Hierfür steht Ihnen zur vertiefenden Auseinandersetzung mit dem Material ein, im Forschungsprojekt entwickelter, kriteriengestützter Reflexionsleitfaden zur Verfügung. Den Reflexionsleitfaden finden Sie hier 

Informationen zum Kommentar

Die Inhaltsangaben und Expert*innenkommentare wurden von Tandems, bestehend aus Expert*innen aus Wissenschaft und Praxis, vor dem Hintergrund ihrer fachlichen Perspektive vorgenommen und vom Forschungsteam redaktionell überarbeitet. mehr

Empowermentkritik

Empowerment ist ein bedeutsamer Ansatz, allerdings dürfen dabei reale Machtverhältnisse nicht ausgeblendet werden.

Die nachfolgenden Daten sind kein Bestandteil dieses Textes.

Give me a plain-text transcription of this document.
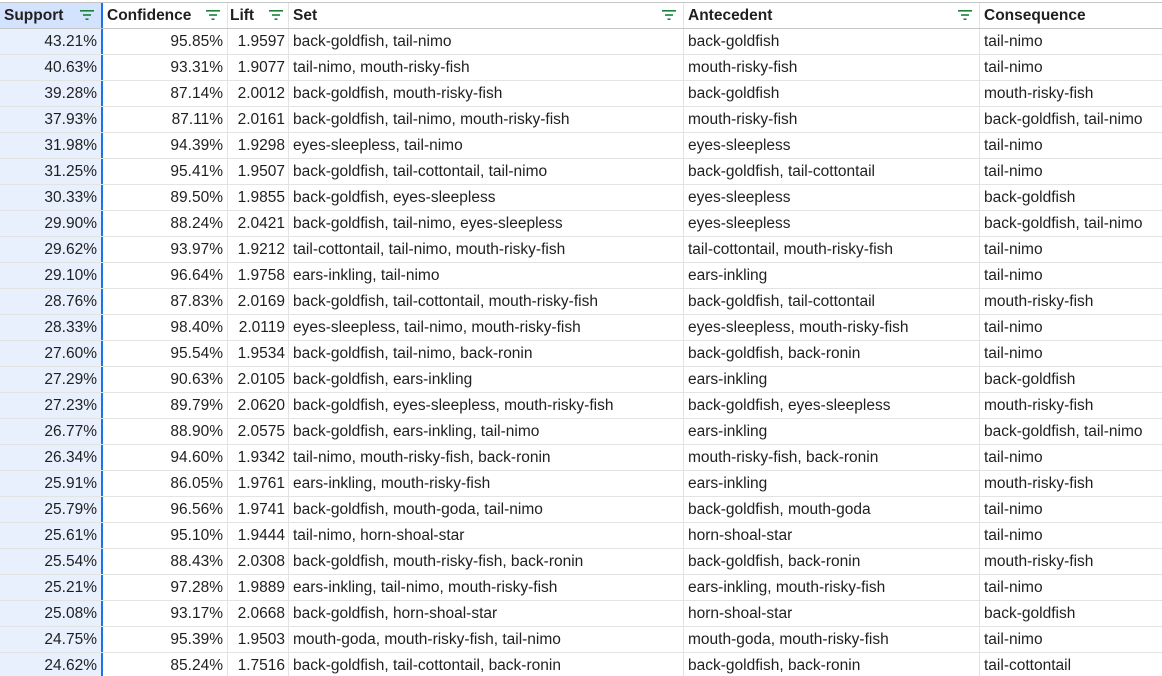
Support	Confidence	Lift	Set	Antecedent	Consequence
43.21%	95.85% 1.9597 back-goldfish, tail-nimo	back-goldfish	tail-nimo
40.63%	93.31% 1.9077 tail-nimo, mouth-risky-fish	mouth-risky-fish	tail-nimo
39.28%	87.14% 2.0012 back-goldfish, mouth-risky-fish	back-goldfish	mouth-risky-fish
37.93%	87.11% 2.0161 back-goldfish, tail-nimo, mouth-risky-fish	mouth-risky-fish	back-goldfish, tail-nimo
31.98%	94.39% 1.9298 eyes-sleepless, tail-nimo	eyes-sleepless	tail-nimo
31.25%	95.41% 1.9507 back-goldfish, tail-cottontail, tail-nimo	back-goldfish, tail-cottontail	tail-nimo
30.33%	89.50% 1.9855 back-goldfish, eyes-sleepless	eyes-sleepless	back-goldfish
29.90%	88.24% 2.0421 back-goldfish, tail-nimo, eyes-sleepless	eyes-sleepless	back-goldfish, tail-nimo
29.62%	93.97% 1.9212 tail-cottontail, tail-nimo, mouth-risky-fish	tail-cottontail, mouth-risky-fish	tail-nimo
29.10%	96.64% 1.9758 ears-inkling, tail-nimo	ears-inkling	tail-nimo
28.76%	87.83% 2.0169 back-goldfish, tail-cottontail, mouth-risky-fish	back-goldfish, tail-cottontail	mouth-risky-fish
28.33%	98.40%	2.0119 eyes-sleepless, tail-nimo, mouth-risky-fish	eyes-sleepless, mouth-risky-fish	tail-nimo
27.60%	95.54% 1.9534 back-goldfish, tail-nimo, back-ronin	back-goldfish, back-ronin	tail-nimo
27.29%	90.63% 2.0105 back-goldfish, ears-inkling	ears-inkling	back-goldfish
27.23%	89.79% 2.0620 back-goldfish, eyes-sleepless, mouth-risky-fish	back-goldfish, eyes-sleepless	mouth-risky-fish
26.77%	88.90% 2.0575 back-goldfish, ears-inkling, tail-nimo	ears-inkling	back-goldfish, tail-nimo
26.34%	94.60% 1.9342 tail-nimo, mouth-risky-fish, back-ronin	mouth-risky-fish, back-ronin	tail-nimo
25.91%	86.05% 1.9761 ears-inkling, mouth-risky-fish	ears-inkling	mouth-risky-fish
25.79%	96.56% 1.9741 back-goldfish, mouth-goda, tail-nimo	back-goldfish, mouth-goda	tail-nimo
25.61%	95.10% 1.9444 tail-nimo, horn-shoal-star	horn-shoal-star	tail-nimo
25.54%	88.43% 2.0308 back-goldfish, mouth-risky-fish, back-ronin	back-goldfish, back-ronin	mouth-risky-fish
25.21%	97.28% 1.9889 ears-inkling, tail-nimo, mouth-risky-fish	ears-inkling, mouth-risky-fish	tail-nimo
25.08%	93.17% 2.0668 back-goldfish, horn-shoal-star	horn-shoal-star	back-goldfish
24.75%	95.39% 1.9503 mouth-goda, mouth-risky-fish, tail-nimo	mouth-goda, mouth-risky-fish	tail-nimo
24.62%	85.24% 1.7516 back-goldfish, tail-cottontail, back-ronin	back-goldfish, back-ronin	tail-cottontail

Es besteht eine Diskrepanz zwischen subjektiv gestärkter Vorstellung von Selbstbestimmung und Wirkmächtigkeit auf der einen und realer Ohnmacht gegenüber Gewalthandlungen von Täter*innen auf der anderen Seite. Dies kann die Selbstzuschreibung von Verantwortung für die Tat und Schuldgefühle bei Opfern sexualisierter Gewalt massiv verstärken.

Diversity

Es ist wichtig Kinder und Jugendliche in ihrer Verschiedenheit und Gleichheit wahrzunehmen und zu achten. Dafür ist eine diversitätssensible Präventionsarbeit notwendig.